UQ students lengthen their strides into the Indo-Pacific

7 Sep 2016

The University of Queensland has been awarded almost $1 million in the latest round of Federal Government New Colombo Plan mobility program funding.

The new $991,000 in funding announced by Foreign Minister Julie Bishop will enable 270 students to travel overseas for short-term and semester-length study, practicums and internships.

UQ will also get $277,200 in continuing funding to support 64 students for the second year of multi-year projects announced in 2016.

The New Colombo Plan is an Australian Government initiative that aims to strengthen Australia’s ties with other Indo-Pacific countries by providing opportunities to undergraduate students.

TC Beirne School of Law Deputy Head of School Professor Simon Bronitt said three New Colombo Plan projects would help law students confront issues of security, corruption and environmental sustainability throughout the Indo-Pacific.

He said previous funding had allowed student Zoe Brereton to spend a year abroad studying domestic and sexual violence as Australia’s 2015 New Colombo Plan Fellows to India.

“The opportunity for our law students to participate in short-term New Colombo Plan mobility programs serves as a pathway for future students to follow in Zoe’s footsteps, to learn more about the law and justice issues confronting the region,” Professor Bronitt said.

 “While there are many international students pursuing graduate study from Indonesia and China at our law school, there are few Australian law students who pursue academic or professional opportunities in those countries,” he said.

The program has also funded an intensive journalism course to be held in Indonesia.

School of Communication and Arts lecturer Bruce Wooley said Indonesia was the third destination for the successful course, which had previously been taught in Vietnam and India thanks to New Colombo Plan funding.

“The grants allow us to conduct overseas courses that teach our best students what it's like to be a foreign correspondent,” Mr Wooley said.

“Students who have done these intensive mobility courses in the past have higher-than-average employment rates as a result of their outstanding journalism and technical skills developed overseas.
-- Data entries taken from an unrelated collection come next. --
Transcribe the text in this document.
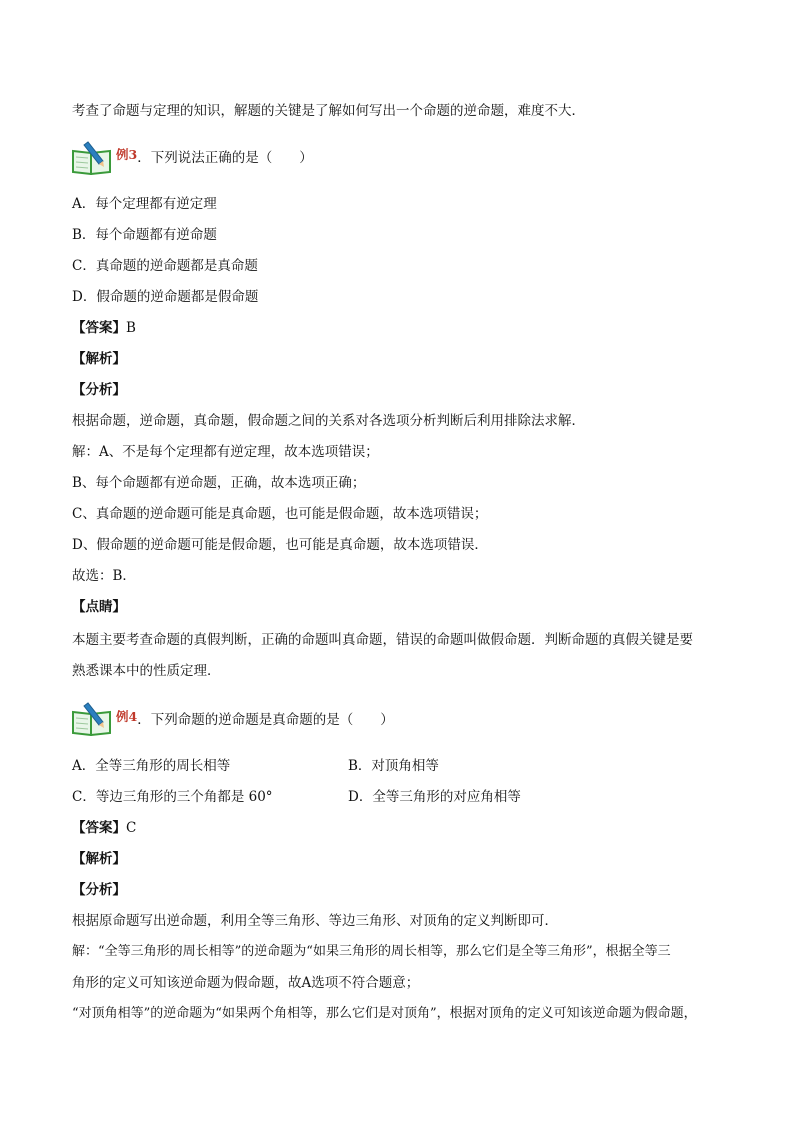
考查了命题与定理的知识，解题的关键是了解如何写出一个命题的逆命题，难度不大．
例3．下列说法正确的是（　　）
A．每个定理都有逆定理
B．每个命题都有逆命题
C．真命题的逆命题都是真命题
D．假命题的逆命题都是假命题
【答案】B
【解析】
【分析】
根据命题，逆命题，真命题，假命题之间的关系对各选项分析判断后利用排除法求解．
解：A、不是每个定理都有逆定理，故本选项错误；
B、每个命题都有逆命题，正确，故本选项正确；
C、真命题的逆命题可能是真命题，也可能是假命题，故本选项错误；
D、假命题的逆命题可能是假命题，也可能是真命题，故本选项错误．
故选：B．
【点睛】
本题主要考查命题的真假判断，正确的命题叫真命题，错误的命题叫做假命题．判断命题的真假关键是要
熟悉课本中的性质定理．
例4．下列命题的逆命题是真命题的是（　　）
A．全等三角形的周长相等	B．对顶角相等
C．等边三角形的三个角都是 60°	D．全等三角形的对应角相等
【答案】C
【解析】
【分析】
根据原命题写出逆命题，利用全等三角形、等边三角形、对顶角的定义判断即可．
解：“全等三角形的周长相等”的逆命题为“如果三角形的周长相等，那么它们是全等三角形”，根据全等三
角形的定义可知该逆命题为假命题，故A选项不符合题意；
“对顶角相等”的逆命题为“如果两个角相等，那么它们是对顶角”，根据对顶角的定义可知该逆命题为假命题，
“We couldn't mount such expensive and complex programs without this support.”

UQ students will take part in projects in China, India, Indonesia, Japan, Malaysia, Myanmar, Nepal, South Korea, Thailand, Timor-Leste and Vietnam.

Programs include architecture, information technology, mechanical and mining engineering, environmental management, business, occupational and physiotherapies, nursing and humanities.